Mariana Mazzucato, an economist who is professor at the University of Sussex on the economic absurdity of Troika’s impositions:
“As happened elsewhere, the massive private debt later translated into a massive public debt. While the Greek system was laden with different types of inefficiencies, it is simply not true that the problems were solely due to an inefficient public sector and different types of ‘rigidities’. The problems were also caused by an inefficient private sector, that got by only through increased indebtedness and the use of “structural funds” from the EC to make up for their own lack of investments. When the financial crisis laid bare this problem, the government ended up having to bail out banks, and found itself with a massive fall in tax revenue due to falling incomes and jobs. Greek debt/GDP levels, like those in most countries, rose exponentially after the crisis for these reasons.
The reaction of the Troika was to impose austerity, which as we now well know caused Greek GDP to fall by 25% and unemployment to reach record levels—permanently destroying opportunities for generations of young Greeks. Syriza inherited the disaster and focused on the need to increase cash by increasing tax revenue through battling tax evasion, corruption, monopolistic practices, and even fuel and tobacco smugglers. It agreed to begin reforming labour laws, cut spending and to increase the retirement age. Some errors were made by the young government, but it surely cannot be said that they were not making headway as many of these reforms had indeed begun. Indeed, during the new government’s first four months, the treasury reduced the deficit massively, and had a primary budget surplus of €2.16bn (not including debt interest payments), which far exceeded their initial target of a €287m deficit.
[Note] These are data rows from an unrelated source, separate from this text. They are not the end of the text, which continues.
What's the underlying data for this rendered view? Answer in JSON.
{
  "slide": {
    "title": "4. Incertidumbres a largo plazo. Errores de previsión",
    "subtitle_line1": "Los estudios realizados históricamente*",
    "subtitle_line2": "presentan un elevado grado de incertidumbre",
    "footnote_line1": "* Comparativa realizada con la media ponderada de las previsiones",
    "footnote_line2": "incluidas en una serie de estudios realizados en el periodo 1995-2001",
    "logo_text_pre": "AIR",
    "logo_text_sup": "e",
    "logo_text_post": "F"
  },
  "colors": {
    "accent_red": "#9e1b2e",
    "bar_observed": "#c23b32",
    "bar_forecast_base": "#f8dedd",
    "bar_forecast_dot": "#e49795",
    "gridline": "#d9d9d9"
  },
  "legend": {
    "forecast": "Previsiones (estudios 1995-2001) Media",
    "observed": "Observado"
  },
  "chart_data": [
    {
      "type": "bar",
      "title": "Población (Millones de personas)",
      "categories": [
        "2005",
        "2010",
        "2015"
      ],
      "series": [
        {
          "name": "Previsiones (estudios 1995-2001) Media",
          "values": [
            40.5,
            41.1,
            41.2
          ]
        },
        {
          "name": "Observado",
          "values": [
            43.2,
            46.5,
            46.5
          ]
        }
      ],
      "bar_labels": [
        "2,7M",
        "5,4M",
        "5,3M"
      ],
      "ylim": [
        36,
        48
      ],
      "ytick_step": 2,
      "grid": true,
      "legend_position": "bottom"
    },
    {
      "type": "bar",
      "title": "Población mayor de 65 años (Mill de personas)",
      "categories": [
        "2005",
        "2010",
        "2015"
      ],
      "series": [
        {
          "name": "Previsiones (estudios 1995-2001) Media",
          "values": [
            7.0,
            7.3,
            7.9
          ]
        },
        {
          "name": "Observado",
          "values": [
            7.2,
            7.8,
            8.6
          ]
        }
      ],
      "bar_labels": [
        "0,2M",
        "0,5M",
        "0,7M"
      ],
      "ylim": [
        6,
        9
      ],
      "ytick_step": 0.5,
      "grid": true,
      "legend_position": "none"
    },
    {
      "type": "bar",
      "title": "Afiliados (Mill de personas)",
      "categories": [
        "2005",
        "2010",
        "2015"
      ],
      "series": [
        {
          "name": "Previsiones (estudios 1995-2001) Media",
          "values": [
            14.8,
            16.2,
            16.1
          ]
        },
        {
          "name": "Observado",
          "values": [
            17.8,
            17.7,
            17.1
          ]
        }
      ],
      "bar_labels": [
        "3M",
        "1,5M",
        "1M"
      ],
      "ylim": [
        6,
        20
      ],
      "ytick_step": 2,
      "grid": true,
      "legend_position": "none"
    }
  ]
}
Did the austerity help? No. As John Maynard Keynes stressed, during bad times when consumers and the private sector are cutting back, it makes no sense for government to cut as well. This is what makes recessions turn into depressions. Instead the Troika asked for more and more cuts, and wanted them made even more quickly, giving the Greeks little breathing room to continue with the reforms that they had begun. And making it impossible to get Greece back on its feet (only through future growth will they pay back the debt) through any sort of investment strategy.
The European project was built on the ideas of solidarity and unity, or at least that’s the type of rhetoric we heard. Countries would have common goals, and there would be a collaborative effort to help attain those goals. But what’s unfolded is sadly an aberration of those ideals. Germany has emerged as the hegemon in the Eurozone wielding massive economic leverage, and able to make other countries comply or face its wrath. What’s happened in Greece sets a troubling precedent. If any other countries try and resist the flawed and inhumane policies of Troika, it’s more than likely they will face a harsh reaction too.
But that is not an excuse for defeatism, the forces we’re up against are certainly formidable, but defeating them is by no means insurmountable. Syriza’s defeat should not deter us, but motivate us to fight even harder. There is too much at stake to roll over.